Influence on the ability to drive vehicles / work with moving mechanisms. When using XareltoŽ, there were cases of fainting and dizziness (see "Side effects"). Patients who experience these adverse reactions should not drive vehicles and work with moving machinery.
Release form
film-coated tablets, 15 mg or 20 mg.
Tablets, 15 mg. In the blister of aluminum / polypropylene or aluminum / PVC-PVDC 14 or 10 table. 1, 2 or 3 bl. On 14 tab. Or 10 bl. On 10 tab. Are placed in a cardboard box.

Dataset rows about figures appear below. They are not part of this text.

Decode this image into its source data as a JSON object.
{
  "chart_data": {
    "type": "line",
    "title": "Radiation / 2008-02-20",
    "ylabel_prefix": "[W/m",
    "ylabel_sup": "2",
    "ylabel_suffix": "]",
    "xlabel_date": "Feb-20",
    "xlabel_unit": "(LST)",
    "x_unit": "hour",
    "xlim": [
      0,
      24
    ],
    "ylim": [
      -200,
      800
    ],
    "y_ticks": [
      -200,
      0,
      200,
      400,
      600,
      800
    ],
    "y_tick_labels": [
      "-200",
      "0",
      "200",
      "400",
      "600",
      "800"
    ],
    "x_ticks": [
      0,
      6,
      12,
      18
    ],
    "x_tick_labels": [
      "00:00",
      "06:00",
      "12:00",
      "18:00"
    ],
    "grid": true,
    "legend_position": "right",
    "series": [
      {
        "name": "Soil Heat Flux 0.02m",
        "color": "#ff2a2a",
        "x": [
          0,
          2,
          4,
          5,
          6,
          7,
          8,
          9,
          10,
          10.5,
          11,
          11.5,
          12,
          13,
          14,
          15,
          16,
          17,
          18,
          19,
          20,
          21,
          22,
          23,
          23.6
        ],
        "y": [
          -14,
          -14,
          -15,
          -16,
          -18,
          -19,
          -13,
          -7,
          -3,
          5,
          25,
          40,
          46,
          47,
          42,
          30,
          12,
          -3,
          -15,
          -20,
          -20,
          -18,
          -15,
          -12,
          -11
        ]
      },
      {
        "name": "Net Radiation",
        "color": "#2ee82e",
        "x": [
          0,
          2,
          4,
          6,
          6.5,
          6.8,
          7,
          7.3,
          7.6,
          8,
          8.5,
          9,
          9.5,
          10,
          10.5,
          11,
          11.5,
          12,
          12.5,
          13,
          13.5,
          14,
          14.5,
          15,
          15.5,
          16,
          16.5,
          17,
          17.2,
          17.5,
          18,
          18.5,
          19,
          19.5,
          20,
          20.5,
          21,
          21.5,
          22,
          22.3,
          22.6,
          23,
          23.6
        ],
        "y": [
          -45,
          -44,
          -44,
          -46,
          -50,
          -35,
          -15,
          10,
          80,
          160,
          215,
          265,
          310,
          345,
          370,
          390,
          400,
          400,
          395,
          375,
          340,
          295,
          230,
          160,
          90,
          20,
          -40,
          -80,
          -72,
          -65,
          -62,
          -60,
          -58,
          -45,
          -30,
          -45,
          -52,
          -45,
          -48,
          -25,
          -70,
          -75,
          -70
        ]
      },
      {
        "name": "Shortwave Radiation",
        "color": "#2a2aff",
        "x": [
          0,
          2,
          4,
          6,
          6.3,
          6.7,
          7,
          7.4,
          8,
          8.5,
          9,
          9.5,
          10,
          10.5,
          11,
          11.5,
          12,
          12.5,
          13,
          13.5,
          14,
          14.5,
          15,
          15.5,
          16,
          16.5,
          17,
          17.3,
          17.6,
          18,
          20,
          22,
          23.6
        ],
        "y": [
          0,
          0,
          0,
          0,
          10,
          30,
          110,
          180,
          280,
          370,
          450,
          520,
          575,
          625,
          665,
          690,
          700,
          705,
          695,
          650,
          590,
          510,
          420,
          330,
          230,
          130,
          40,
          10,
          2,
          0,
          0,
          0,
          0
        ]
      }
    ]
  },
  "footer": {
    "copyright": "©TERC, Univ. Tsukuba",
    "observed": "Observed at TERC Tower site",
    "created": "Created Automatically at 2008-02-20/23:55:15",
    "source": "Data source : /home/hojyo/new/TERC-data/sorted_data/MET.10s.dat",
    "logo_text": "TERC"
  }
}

Tablets, 20 mg. In the blister of aluminum / polypropylene or aluminum / PVC-PVDC 14 or 10 table. 1 or 2 bl. On 14 tab. Or 10 bl. On 10 tab. Are placed in a cardboard box.
Manufacturer
Bayer Pharma AG. D-51368, Leverkusen, Germany.
A legal entity in whose name the registration certificate was issued: Bayer Pharma AG. Müller Strasse, 178, 13353 Berlin, Germany.
For additional information and with claims, please contact: 107113, Moscow
Conditions of supply of pharmacies
On prescription.
Storage conditions of the drug Xarelto
At a temperature not higher than 30 ° C.
Keep out of the reach of children.
The shelf life of the drug Xarelto
3 years.
Do not use beyond the expiration date printed on the package.